What are the chances?

by Yule Heibel on October 27, 2003

In the past weeks and even months, I’ve often felt this creeping sense of dread. It hasn’t stayed around long enough to be disruptive, but now I feel as though it’s beginning to stake out a more permanent presence. I don’t think I’m feeling an ordinary Monday blues — and I did have a fabulous Sunday, in which case a bit of a letdown could almost be expected. No, it’s more than that. For example, when I first noticed it, I actually thought it was my house manifesting malevolent intent. I’m not kidding. I imagined the first owner, the Widow Gibson, who only lived here for a year, hanging around. Or perhaps the Rabbi’s family had a bad experience here, and he or one of his family members is spooking around. Or maybe the Anglicans, who owned it at some point and turned it into a duplex, are pissed that they didn’t make any money off it, and resent the fact that it’s once again a single family dwelling. Since I do get attached to my home as a kind of expression of what and who I am, I suppose it’s inevitable that I should transfer any psychological trepidation onto my physical environment and, if spooked enough, start looking for ghosts. That might be the rational explanation. And this house, since we bought it a year ago this September, has been a gigantic renovation headache and has therefore occupied a major piece of my mind. Every project we’ve started has run into delays or fubar states. Every other contractor in Victoria seems to be a major basket case, or else runs into major problems (such as death or illness or injury), preventing completion of whatever is going on here. There’s no money coming in, yet major expenses seem to come up all the same. Of course I’m going to project unease onto my house.

But reno-problems have not been the cause of this creeping dread. I love being here, and my house is very liveable despite loose ends in construction, and we’ve all been able to develop in ways that seemed impossible in Massachusetts. The dread seems truly external, which is why it’s so weird. Nothing appears to be threatening me, all disasters appear to be occuring elsewhere, but while I can’t identify an external cause, I also can’t explain this feeling psychologically. It feels like a delayed fin-de-siecle malaise, as though something absolutely immense somewhere is rolling over, is turning without any regard to puny beings such as we, and I’m feeling this as a destabilizing movement whose source is a shape I can’t comprehend.

It doesn’t help that economic factors are dicey at best.

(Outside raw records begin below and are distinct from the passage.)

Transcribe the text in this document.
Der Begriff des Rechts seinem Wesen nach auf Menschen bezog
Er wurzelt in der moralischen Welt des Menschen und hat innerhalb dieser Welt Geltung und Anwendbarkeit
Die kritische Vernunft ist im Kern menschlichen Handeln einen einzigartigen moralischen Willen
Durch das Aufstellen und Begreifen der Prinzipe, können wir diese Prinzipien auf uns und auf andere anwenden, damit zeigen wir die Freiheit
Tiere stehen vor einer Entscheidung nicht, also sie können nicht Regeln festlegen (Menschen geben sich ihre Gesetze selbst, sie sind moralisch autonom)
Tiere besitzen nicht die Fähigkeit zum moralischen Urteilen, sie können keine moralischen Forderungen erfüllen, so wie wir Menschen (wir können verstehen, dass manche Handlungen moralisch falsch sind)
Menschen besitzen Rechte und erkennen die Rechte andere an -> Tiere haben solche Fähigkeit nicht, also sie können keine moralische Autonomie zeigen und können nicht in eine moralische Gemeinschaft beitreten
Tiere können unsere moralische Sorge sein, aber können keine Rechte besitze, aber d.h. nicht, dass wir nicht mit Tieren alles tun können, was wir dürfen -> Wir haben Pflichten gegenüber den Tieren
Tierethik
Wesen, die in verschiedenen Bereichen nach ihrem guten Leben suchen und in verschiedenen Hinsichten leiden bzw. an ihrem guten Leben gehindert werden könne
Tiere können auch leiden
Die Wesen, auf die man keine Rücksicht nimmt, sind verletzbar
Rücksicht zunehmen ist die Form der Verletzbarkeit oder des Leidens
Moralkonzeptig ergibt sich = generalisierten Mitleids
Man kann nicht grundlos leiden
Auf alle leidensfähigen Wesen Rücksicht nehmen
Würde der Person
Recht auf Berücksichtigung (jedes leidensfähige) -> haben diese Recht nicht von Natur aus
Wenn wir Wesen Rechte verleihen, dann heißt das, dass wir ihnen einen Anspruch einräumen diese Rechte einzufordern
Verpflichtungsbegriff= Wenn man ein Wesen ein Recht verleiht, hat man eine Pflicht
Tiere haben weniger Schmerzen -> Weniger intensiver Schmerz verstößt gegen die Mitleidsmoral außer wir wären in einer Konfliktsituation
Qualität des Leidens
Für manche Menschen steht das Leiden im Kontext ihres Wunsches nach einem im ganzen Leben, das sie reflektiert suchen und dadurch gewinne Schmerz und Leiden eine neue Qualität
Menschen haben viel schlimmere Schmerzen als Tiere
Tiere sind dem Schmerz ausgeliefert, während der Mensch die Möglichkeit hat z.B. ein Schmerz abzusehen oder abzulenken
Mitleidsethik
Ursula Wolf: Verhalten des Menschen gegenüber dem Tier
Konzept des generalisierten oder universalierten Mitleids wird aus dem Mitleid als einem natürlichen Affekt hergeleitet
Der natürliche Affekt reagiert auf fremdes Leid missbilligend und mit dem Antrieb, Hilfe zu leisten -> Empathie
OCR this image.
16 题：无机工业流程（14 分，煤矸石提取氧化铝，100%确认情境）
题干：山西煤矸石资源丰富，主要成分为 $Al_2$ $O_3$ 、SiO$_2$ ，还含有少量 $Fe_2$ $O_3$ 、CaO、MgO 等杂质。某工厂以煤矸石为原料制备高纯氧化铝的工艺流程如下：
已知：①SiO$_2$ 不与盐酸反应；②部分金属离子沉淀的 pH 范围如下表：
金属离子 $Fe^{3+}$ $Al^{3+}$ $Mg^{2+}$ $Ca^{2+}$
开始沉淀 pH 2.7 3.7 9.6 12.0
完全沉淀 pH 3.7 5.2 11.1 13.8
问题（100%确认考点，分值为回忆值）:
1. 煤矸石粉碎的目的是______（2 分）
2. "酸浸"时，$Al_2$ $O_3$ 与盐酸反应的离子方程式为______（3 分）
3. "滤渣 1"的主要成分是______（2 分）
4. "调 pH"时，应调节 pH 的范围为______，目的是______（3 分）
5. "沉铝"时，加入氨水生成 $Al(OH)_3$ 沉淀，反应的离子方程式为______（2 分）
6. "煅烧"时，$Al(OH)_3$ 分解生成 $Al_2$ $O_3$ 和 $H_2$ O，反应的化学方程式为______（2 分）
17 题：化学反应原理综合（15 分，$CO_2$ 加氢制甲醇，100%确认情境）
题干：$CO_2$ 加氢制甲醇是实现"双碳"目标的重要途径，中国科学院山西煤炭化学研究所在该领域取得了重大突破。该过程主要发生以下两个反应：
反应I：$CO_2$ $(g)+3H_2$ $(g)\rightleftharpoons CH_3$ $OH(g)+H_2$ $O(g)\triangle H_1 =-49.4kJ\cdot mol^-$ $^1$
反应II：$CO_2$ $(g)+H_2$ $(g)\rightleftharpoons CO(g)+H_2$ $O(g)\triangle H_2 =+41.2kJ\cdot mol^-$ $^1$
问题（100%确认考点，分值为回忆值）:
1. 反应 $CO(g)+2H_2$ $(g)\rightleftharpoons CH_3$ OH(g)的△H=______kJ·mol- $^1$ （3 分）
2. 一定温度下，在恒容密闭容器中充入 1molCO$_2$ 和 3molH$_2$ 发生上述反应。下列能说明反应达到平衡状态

Or that bloggers all over the place report similar emotional states, related to the economy or to shifting states they can’t quite grasp. But what really did it for me — what pushed me to blog about this, too — was reading The Extinction of Hope by the usually so energetic, kick-ass, and upbeat Briony Penn. Even as she’s ready to skewer some enviro-criminal with her words, you can tell she’s having fun. But when Briony writes the following, I want to sit down and hang and my head, too: “I no longer hope that we will pull the proverbial rabbit out of the hat (unendangered or not) to halt the rates of extinction on this earth. Now I believe that it is too late.” She knows what’s at stake psychically, and spells it out: “But what was even more alarming was the withdrawal of spirit. (…) Who wants to join a bunch of losers who are depressed most of the time?” And with the current crop of political “leadership” out there, it’s all anyone can do to not go and hang themselves. If I didn’t have kids, I’d say, apres moi le deluge and to hell with it. As Penn puts it,

The straws that broke the proverbial endangered bactrian camel’s twin humps on my birthday were the images that came down the international wires (of a dozing pope, a whining United States president and a preening Terminator) followed by a real-life interview with Stan Hagen, minister of sustainable resource management, on his exhilarating plans for B.C.’s crown lands. Everything incomprehensible in life was reduced to these figureheads of sickness in body, spirit and mind, all of them disconnected from the environment that supports them. Who appointed these people as leaders, and is this a reflection of our collective disease as a society?

Indeed. Who appointed these people? And can we get rid of them and turn things around before collective burn-out paralyses us completely? And would we feel so burned out and hopeless if these idiots weren’t running the show? That might be “all” it takes, but it’s a tall “all,” and everything is rigged against us. “Wir haben keine Chance, aber wir nutzen sie,” was the motto of the alternative-left Berlin newspaper TAZ when it started in 1979. Roughly translated: We don’t stand a chance, but we’ll use it. It worked for the TAZ; pray it works for us.